Je lâche un long soupir et me rassois après m'être rapidement excusé auprès des autres clients du restaurant. J'avais presque oublié que j'étais debout. Je passe doucement une main dans mes cheveux et tente de mettre de l'ordre dans mes pensées. Pourquoi fait-il cette tête ? Pourquoi je me suis énervé comme ça ? Est-ce que ça comptait autant ? De quoi j'ai l'air maintenant ? 

Mes poings serrés de chaque côté de mon assiette, je sens une douce chaleur caresser le dos de ma main. Mes yeux baissés encore une fois se lèvent pour regarder Oikawa. Il a un air désolé collé sur le visage. 

- Tu étais vraiment en retard juste à cause d'une rose ? soupire-je en retirant ma main de la sienne. 

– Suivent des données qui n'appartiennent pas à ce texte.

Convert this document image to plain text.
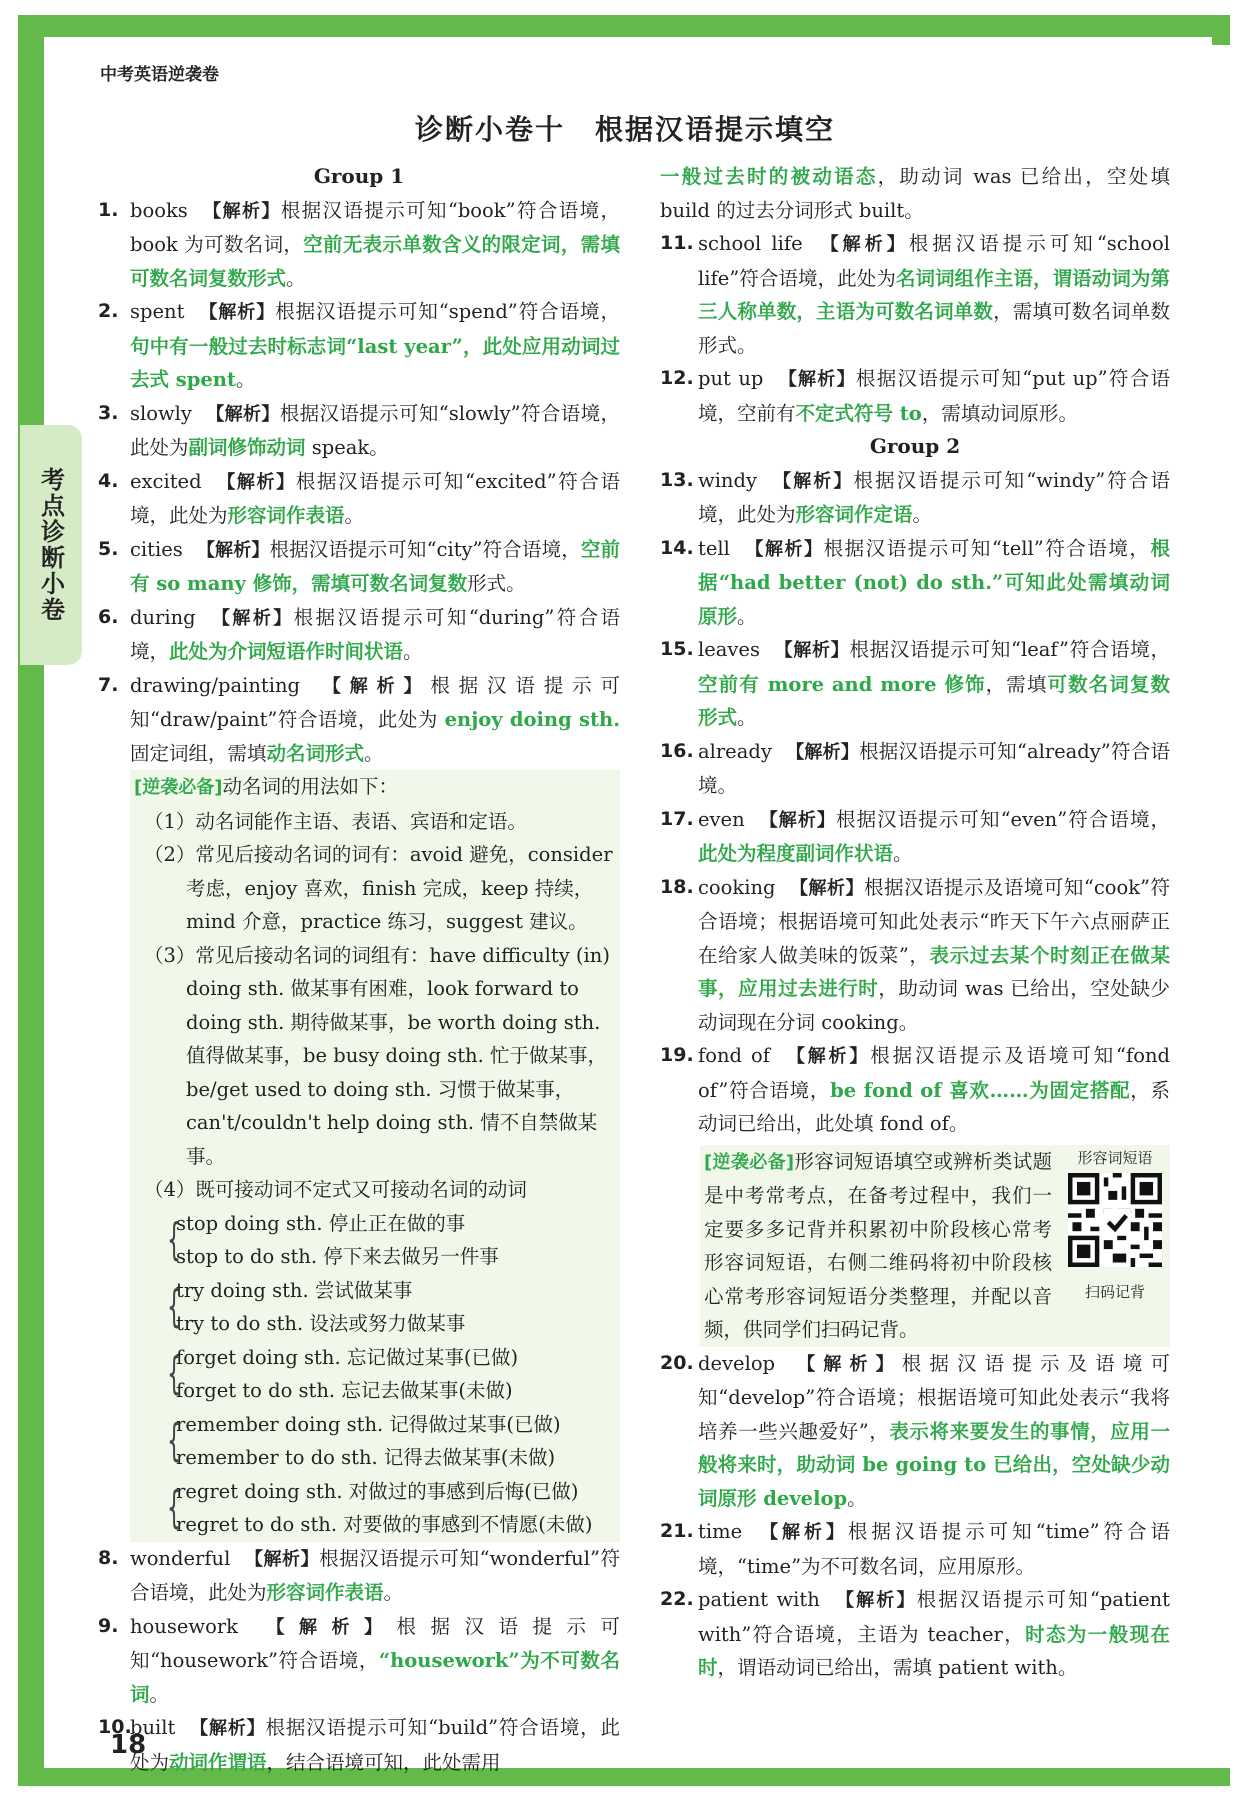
中考英语逆袭卷
诊断小卷十　根据汉语提示填空
考点诊断小卷
18
Group 1
1. books 【解析】根据汉语提示可知“book”符合语境，book 为可数名词，空前无表示单数含义的限定词，需填可数名词复数形式。
2. spent 【解析】根据汉语提示可知“spend”符合语境，句中有一般过去时标志词“last year”，此处应用动词过去式 spent。
3. slowly 【解析】根据汉语提示可知“slowly”符合语境，此处为副词修饰动词 speak。
4. excited 【解析】根据汉语提示可知“excited”符合语境，此处为形容词作表语。
5. cities 【解析】根据汉语提示可知“city”符合语境，空前有 so many 修饰，需填可数名词复数形式。
6. during 【解析】根据汉语提示可知“during”符合语境，此处为介词短语作时间状语。
7. drawing/painting 【解析】根据汉语提示可知“draw/paint”符合语境，此处为 enjoy doing sth. 固定词组，需填动名词形式。
[逆袭必备]动名词的用法如下：
（1）动名词能作主语、表语、宾语和定语。
（2）常见后接动名词的词有：avoid 避免，consider 考虑，enjoy 喜欢，finish 完成，keep 持续，mind 介意，practice 练习，suggest 建议。
（3）常见后接动名词的词组有：have difficulty (in) doing sth. 做某事有困难，look forward to doing sth. 期待做某事，be worth doing sth. 值得做某事，be busy doing sth. 忙于做某事，be/get used to doing sth. 习惯于做某事，can't/couldn't help doing sth. 情不自禁做某事。
（4）既可接动词不定式又可接动名词的动词
{
stop doing sth. 停止正在做的事
stop to do sth. 停下来去做另一件事
{
try doing sth. 尝试做某事
try to do sth. 设法或努力做某事
{
forget doing sth. 忘记做过某事(已做)
forget to do sth. 忘记去做某事(未做)
{
remember doing sth. 记得做过某事(已做)
remember to do sth. 记得去做某事(未做)
{
regret doing sth. 对做过的事感到后悔(已做)
regret to do sth. 对要做的事感到不情愿(未做)
8. wonderful 【解析】根据汉语提示可知“wonderful”符合语境，此处为形容词作表语。
9. housework 【解析】根据汉语提示可知“housework”符合语境，“housework”为不可数名词。
10.
built 【解析】根据汉语提示可知“build”符合语境，此处为动词作谓语，结合语境可知，此处需用
一般过去时的被动语态，助动词 was 已给出，空处填 build 的过去分词形式 built。
11. school life 【解析】根据汉语提示可知“school life”符合语境，此处为名词词组作主语，谓语动词为第三人称单数，主语为可数名词单数，需填可数名词单数形式。
12. put up 【解析】根据汉语提示可知“put up”符合语境，空前有不定式符号 to，需填动词原形。
Group 2
13. windy 【解析】根据汉语提示可知“windy”符合语境，此处为形容词作定语。
14. tell 【解析】根据汉语提示可知“tell”符合语境，根据“had better (not) do sth.”可知此处需填动词原形。
15. leaves 【解析】根据汉语提示可知“leaf”符合语境，空前有 more and more 修饰，需填可数名词复数形式。
16. already 【解析】根据汉语提示可知“already”符合语境。
17. even 【解析】根据汉语提示可知“even”符合语境，此处为程度副词作状语。
18. cooking 【解析】根据汉语提示及语境可知“cook”符合语境；根据语境可知此处表示“昨天下午六点丽萨正在给家人做美味的饭菜”，表示过去某个时刻正在做某事，应用过去进行时，助动词 was 已给出，空处缺少动词现在分词 cooking。
19. fond of 【解析】根据汉语提示及语境可知“fond of”符合语境，be fond of 喜欢……为固定搭配，系动词已给出，此处填 fond of。
形容词短语
扫码记背
[逆袭必备]形容词短语填空或辨析类试题是中考常考点，在备考过程中，我们一定要多多记背并积累初中阶段核心常考形容词短语，右侧二维码将初中阶段核心常考形容词短语分类整理，并配以音频，供同学们扫码记背。
20. develop 【解析】根据汉语提示及语境可知“develop”符合语境；根据语境可知此处表示“我将培养一些兴趣爱好”，表示将来要发生的事情，应用一般将来时，助动词 be going to 已给出，空处缺少动词原形 develop。
21. time 【解析】根据汉语提示可知“time”符合语境，“time”为不可数名词，应用原形。
22. patient with 【解析】根据汉语提示可知“patient with”符合语境，主语为 teacher，时态为一般现在时，谓语动词已给出，需填 patient with。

Il hésite un quart de seconde avant d'hocher la tête. Il y a anguille sous roche, voire même baleine sous gravier. 

- Je suis sincèrement désolé pour mon retard et aussi si je t'ai mis mal à l'aise avec ma rose. 

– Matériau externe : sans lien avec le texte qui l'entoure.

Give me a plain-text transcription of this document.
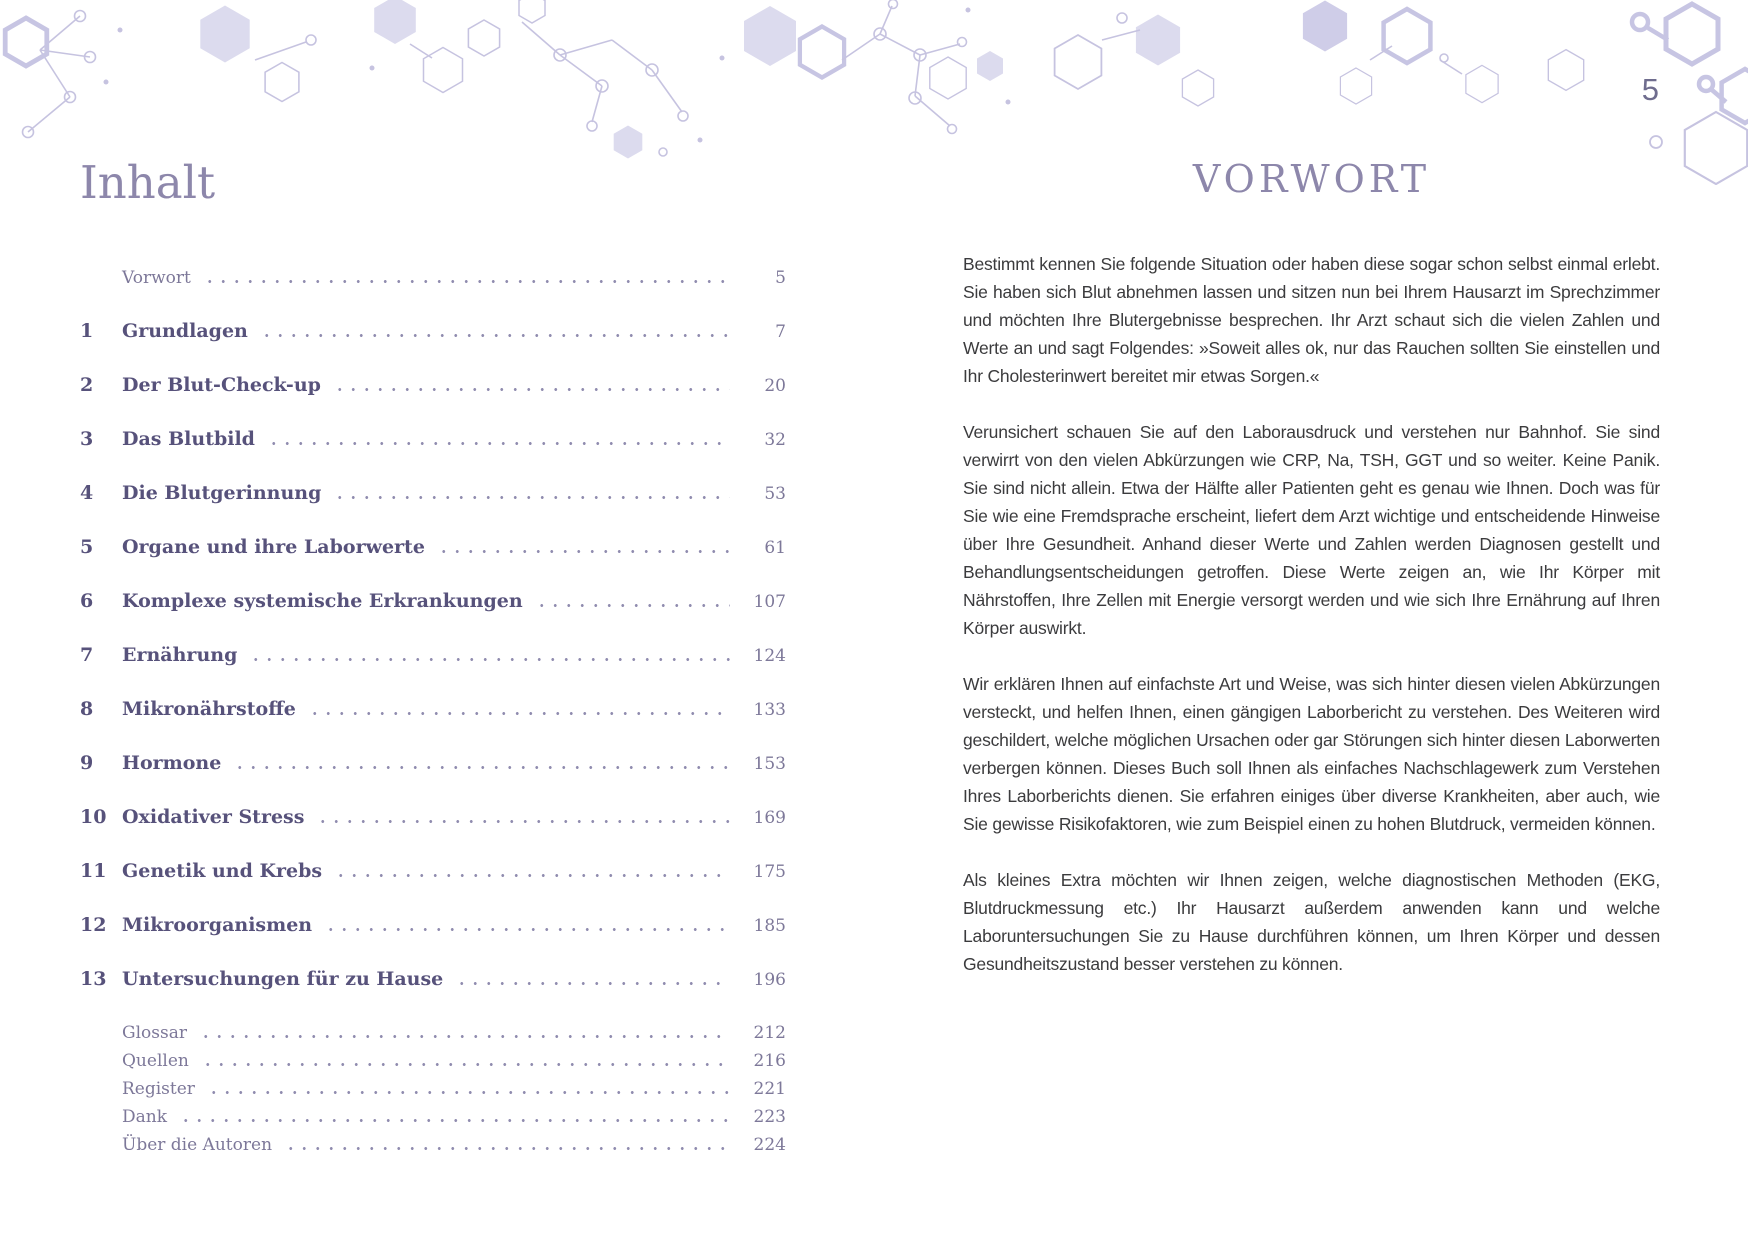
5
Inhalt
Vorwort	5
1	Grundlagen	7
2	Der Blut-Check-up	20
3	Das Blutbild	32
4	Die Blutgerinnung	53
5	Organe und ihre Laborwerte	61
6	Komplexe systemische Erkrankungen	107
7	Ernährung	124
8	Mikronährstoffe	133
9	Hormone	153
10 Oxidativer Stress	169
11 Genetik und Krebs	175
12 Mikroorganismen	185
13 Untersuchungen für zu Hause	196
Glossar	212
Quellen	216
Register	221
Dank	223
Über die Autoren	224
VORWORT

Bestimmt kennen Sie folgende Situation oder haben diese sogar schon selbst einmal erlebt. Sie haben sich Blut abnehmen lassen und sitzen nun bei Ihrem Hausarzt im Sprechzimmer und möchten Ihre Blutergebnisse besprechen. Ihr Arzt schaut sich die vielen Zahlen und Werte an und sagt Folgendes: »Soweit alles ok, nur das Rauchen sollten Sie einstellen und Ihr Cholesterinwert bereitet mir etwas Sorgen.«

Verunsichert schauen Sie auf den Laborausdruck und verstehen nur Bahnhof. Sie sind verwirrt von den vielen Abkürzungen wie CRP, Na, TSH, GGT und so weiter. Keine Panik. Sie sind nicht allein. Etwa der Hälfte aller Patienten geht es genau wie Ihnen. Doch was für Sie wie eine Fremdsprache erscheint, liefert dem Arzt wichtige und entscheidende Hinweise über Ihre Gesundheit. Anhand dieser Werte und Zahlen werden Diagnosen gestellt und Behandlungsentscheidungen getroffen. Diese Werte zeigen an, wie Ihr Körper mit Nährstoffen, Ihre Zellen mit Energie versorgt werden und wie sich Ihre Ernährung auf Ihren Körper auswirkt.

Wir erklären Ihnen auf einfachste Art und Weise, was sich hinter diesen vielen Abkürzungen versteckt, und helfen Ihnen, einen gängigen Laborbericht zu verstehen. Des Weiteren wird geschildert, welche möglichen Ursachen oder gar Störungen sich hinter diesen Laborwerten verbergen können. Dieses Buch soll Ihnen als einfaches Nachschlagewerk zum Verstehen Ihres Laborberichts dienen. Sie erfahren einiges über diverse Krankheiten, aber auch, wie Sie gewisse Risikofaktoren, wie zum Beispiel einen zu hohen Blutdruck, vermeiden können.

Als kleines Extra möchten wir Ihnen zeigen, welche diagnostischen Methoden (EKG, Blutdruckmessung etc.) Ihr Hausarzt außerdem anwenden kann und welche Laboruntersuchungen Sie zu Hause durchführen können, um Ihren Körper und dessen Gesundheitszustand besser verstehen zu können.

- Pourquoi tu m'offres une rose en plus ? 

- Parce que ça sent bon et que c'est quelque chose de beau ? 

- Kenma est persuadé que tu m'as invité parce que tu me dragues. 

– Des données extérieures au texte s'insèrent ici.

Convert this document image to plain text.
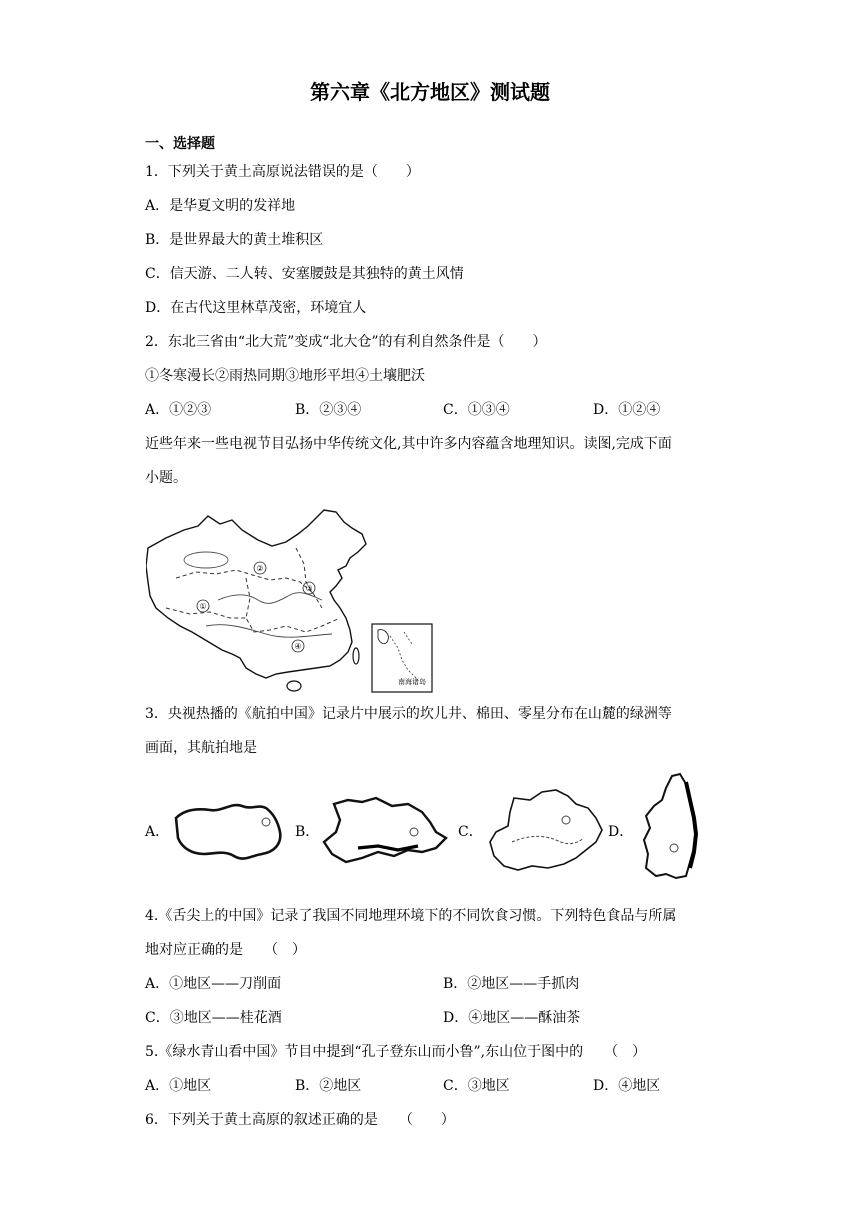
第六章《北方地区》测试题
一、选择题
1．下列关于黄土高原说法错误的是（　　）
A．是华夏文明的发祥地
B．是世界最大的黄土堆积区
C．信天游、二人转、安塞腰鼓是其独特的黄土风情
D．在古代这里林草茂密，环境宜人
2．东北三省由“北大荒”变成“北大仓”的有利自然条件是（　　）
①冬寒漫长②雨热同期③地形平坦④土壤肥沃
A．①②③	B．②③④	C．①③④	D．①②④
近些年来一些电视节目弘扬中华传统文化,其中许多内容蕴含地理知识。读图,完成下面
小题。
①
②
③
④
南海诸岛
3．央视热播的《航拍中国》记录片中展示的坎儿井、棉田、零星分布在山麓的绿洲等
画面，其航拍地是
A．	B．	C．	D．
4.《舌尖上的中国》记录了我国不同地理环境下的不同饮食习惯。下列特色食品与所属
地对应正确的是　　（　）
A．①地区——刀削面	B．②地区——手抓肉
C．③地区——桂花酒	D．④地区——酥油茶
5.《绿水青山看中国》节目中提到“孔子登东山而小鲁”,东山位于图中的　　（　）
A．①地区	B．②地区	C．③地区	D．④地区
6．下列关于黄土高原的叙述正确的是　　（　　）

On dirait qu'il bugge. Mais soudain il secoue la tête et est pris d'un rire nerveux. Il est inarrêtable. J'en serais presque vexé.  

- T'as pas besoin de te foutre de moi comme ça, on a compris. je grommelle. 

C'est officiel : je suis vexé. Le pire c'est qu'il continue de rire. Je suis à deux doigts d'hurler de nouveau mais c'est inutile, ça ne ferait qu'empirer la situation. Oikawa finit par s'arrêter et m'observe. 

- Je suis désolé de t'avoir fait attendre si longtemps. J'étais vraiment sur le chemin pour venir quand je t'ai envoyé un message pour dire que j'étais en retard mais j'ai vu un fleuriste qui allait fermer alors j'ai négocié avec le commerçant pour acheter une rose et j'ai dû me dépêcher pour arriver. J'avoue j'aurais pu être plus rapide ou plus prévoyant mais je voulais juste te faire plaisir. Je m'excuse aussi pour mes messages, je t'ai accusé à tort en disant que tu n'étais pas là comme si tu n'étais pas venu et que tu ne prenais pas notre amitié au sérieux. 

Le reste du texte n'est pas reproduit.